Adding a beneficiary: deadline, security

When it comes to making a bank transfer, adding a new beneficiary can often cause a delay. This delay, sometimes perceived as a constraint for users, is nevertheless a crucial step in the process of security and compliance of banking transactions. However, some services allow you to bypass these deadlines and offer a smoother experience. So why the discrepancy? And why do traditional banks impose these deadlines in the first place? This article explores the reasons for these delays and how some fintech players manage to reduce or eliminate them.

Why is there a delay when adding a new beneficiary?

Adding a new payee for a bank transfer is not a simple technical process. While this seems like a relatively simple task, there are many factors that come into play to ensure transaction security and compliance with financial regulations. Here are the main reasons for these delays.

1. Verifying the identity of the beneficiary

One of the main reasons why banks impose deadlines when a new beneficiary is added is to verify their identity. Each transaction, especially transfers to new beneficiaries, must comply with compliance regulations. Banks are required to ensure that the beneficiary is a legitimate person, that they are not involved in fraudulent or criminal activities, and that there are no risks of money laundering or terrorist financing.

This involves checks that take time, such as validating IBAN information, confirming identity, and comparing with databases of individuals or entities under surveillance. This process, while crucial, can sometimes lead to delays, especially when it comes to international transactions or new beneficiaries not listed in the bank's system.

2. Strengthened anti-fraud security measures

Banks have a responsibility to protect their customers from fraud and phishing attempts. Adding a new beneficiary is a red flag for security systems, as it can be perceived as an unusual activity. As a result, banking systems set up additional verifications, such as sending confirmation codes by SMS or email, or biometric authentication requests. These measures aim to ensure that it is the account holder who is doing this action and not a fraudster.

3. Compliance with financial regulations

Banks are subject to strict regulations to prevent money laundering, fraud and terrorist financing. This includes protocols for verifying each beneficiary's information, which may vary depending on local and international legislation (such as the PSD2 directive in Europe). To comply with these regulations, banks must apply these rigorous controls, which can cause delays when adding a new beneficiary.

4. Internal processes and data updates

Banks process a massive amount of transactions every day, and their data management systems need to be up to date all the time. Adding a new beneficiary often involves updating internal databases, which requires time. This process can be even longer if the payee is from another bank or located internationally, due to the interbank payment systems and security protocols that govern these transactions.
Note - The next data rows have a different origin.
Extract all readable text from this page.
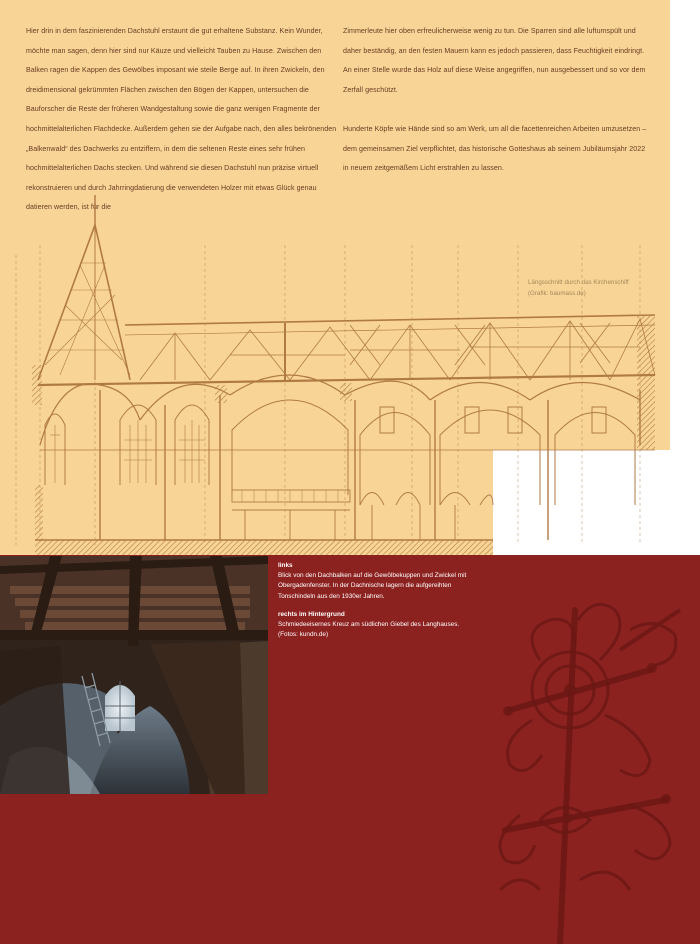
Hier drin in dem faszinierenden Dachstuhl erstaunt die gut erhaltene Substanz. Kein Wunder, möchte man sagen, denn hier sind nur Käuze und vielleicht Tauben zu Hause. Zwischen den Balken ragen die Kappen des Gewölbes imposant wie steile Berge auf. In ihren Zwickeln, den dreidimensional gekrümmten Flächen zwischen den Bögen der Kappen, untersuchen die Bauforscher die Reste der früheren Wandgestaltung sowie die ganz wenigen Fragmente der hochmittelalterlichen Flachdecke. Außerdem gehen sie der Aufgabe nach, den alles bekrönenden „Balkenwald“ des Dachwerks zu entziffern, in dem die seltenen Reste eines sehr frühen hochmittelalterlichen Dachs stecken. Und während sie diesen Dachstuhl nun präzise virtuell rekonstruieren und durch Jahrringdatierung die verwendeten Holzer mit etwas Glück genau datieren werden, ist für die

Zimmerleute hier oben erfreulicherweise wenig zu tun. Die Sparren sind alle luftumspült und daher beständig, an den festen Mauern kann es jedoch passieren, dass Feuchtigkeit eindringt. An einer Stelle wurde das Holz auf diese Weise angegriffen, nun ausgebessert und so vor dem Zerfall geschützt.

Hunderte Köpfe wie Hände sind so am Werk, um all die facettenreichen Arbeiten umzusetzen – dem gemeinsamen Ziel verpflichtet, das historische Gotteshaus ab seinem Jubiläumsjahr 2022 in neuem zeitgemäßem Licht erstrahlen zu lassen.

Längsschnitt durch das Kirchenschiff
(Grafik: baumass.de)
links
Blick von den Dachbalken auf die Gewölbekuppen und Zwickel mit Obergadenfenster. In der Dachnische lagern die aufgereihten Tonschindeln aus den 1930er Jahren.
rechts im Hintergrund
Schmiedeeisernes Kreuz am südlichen Giebel des Langhauses.
(Fotos: kundn.de)
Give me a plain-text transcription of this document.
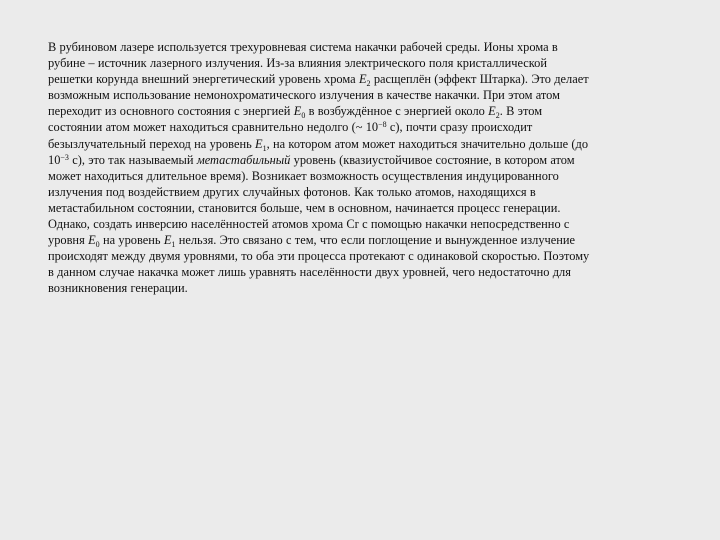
В рубиновом лазере используется трехуровневая система накачки рабочей среды. Ионы хрома в
рубине – источник лазерного излучения. Из-за влияния электрического поля кристаллической
решетки корунда внешний энергетический уровень хрома $E_2$ расщеплён (эффект Штарка). Это делает
возможным использование немонохроматического излучения в качестве накачки. При этом атом
переходит из основного состояния с энергией $E_0$ в возбуждённое с энергией около $E_2$. В этом
состоянии атом может находиться сравнительно недолго (~ $10^{-8}$ с), почти сразу происходит
безызлучательный переход на уровень $E_1$, на котором атом может находиться значительно дольше (до
$10^{-3}$ с), это так называемый метастабильный уровень (квазиустойчивое состояние, в котором атом
может находиться длительное время). Возникает возможность осуществления индуцированного
излучения под воздействием других случайных фотонов. Как только атомов, находящихся в
метастабильном состоянии, становится больше, чем в основном, начинается процесс генерации.
Однако, создать инверсию населённостей атомов хрома Cr с помощью накачки непосредственно с
уровня $E_0$ на уровень $E_1$ нельзя. Это связано с тем, что если поглощение и вынужденное излучение
происходят между двумя уровнями, то оба эти процесса протекают с одинаковой скоростью. Поэтому
в данном случае накачка может лишь уравнять населённости двух уровней, чего недостаточно для
возникновения генерации.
How are fintech applications reducing these timelines?

While traditional banks impose deadlines when adding a new beneficiary, fintechs and some banking applications seek to circumvent these constraints while maintaining a high level of security. Indeed, some of them use advanced technologies to reduce, or even eliminate, delays without compromising user protection.

The solutions offered by players like Bill Up, for example, incorporate automated verification processes and strengthened security protocols, while simplifying the user experience. Thanks to technologies such as instant authentication via biometrics, real-time data recognition, or the use of instant payment systems, adding a new payee is becoming a faster process. In addition, these applications connect directly to the global databases of financial institutions, allowing beneficiary information to be verified almost instantly, while complying with international regulations.

In addition, the user interface of these applications is often optimized to allow quick and secure management of beneficiaries. Some of them even allow beneficiaries to be registered instantly for future transfers, thus avoiding repetitive steps and delays associated with multiple verifications.

The deadlines imposed when adding a new beneficiary by traditional banks are largely due to security, compliance and information verification requirements. While these procedures are necessary to ensure secure transactions, they can sometimes be seen as a barrier for users. Fintechs and modern applications, such as Bill Up, have understood these challenges and are offering innovative solutions to reduce these delays while maintaining a high level of security. Thus, these technologies make it possible to facilitate payments, improve the user experience and guarantee the security of transactions in an increasingly connected world.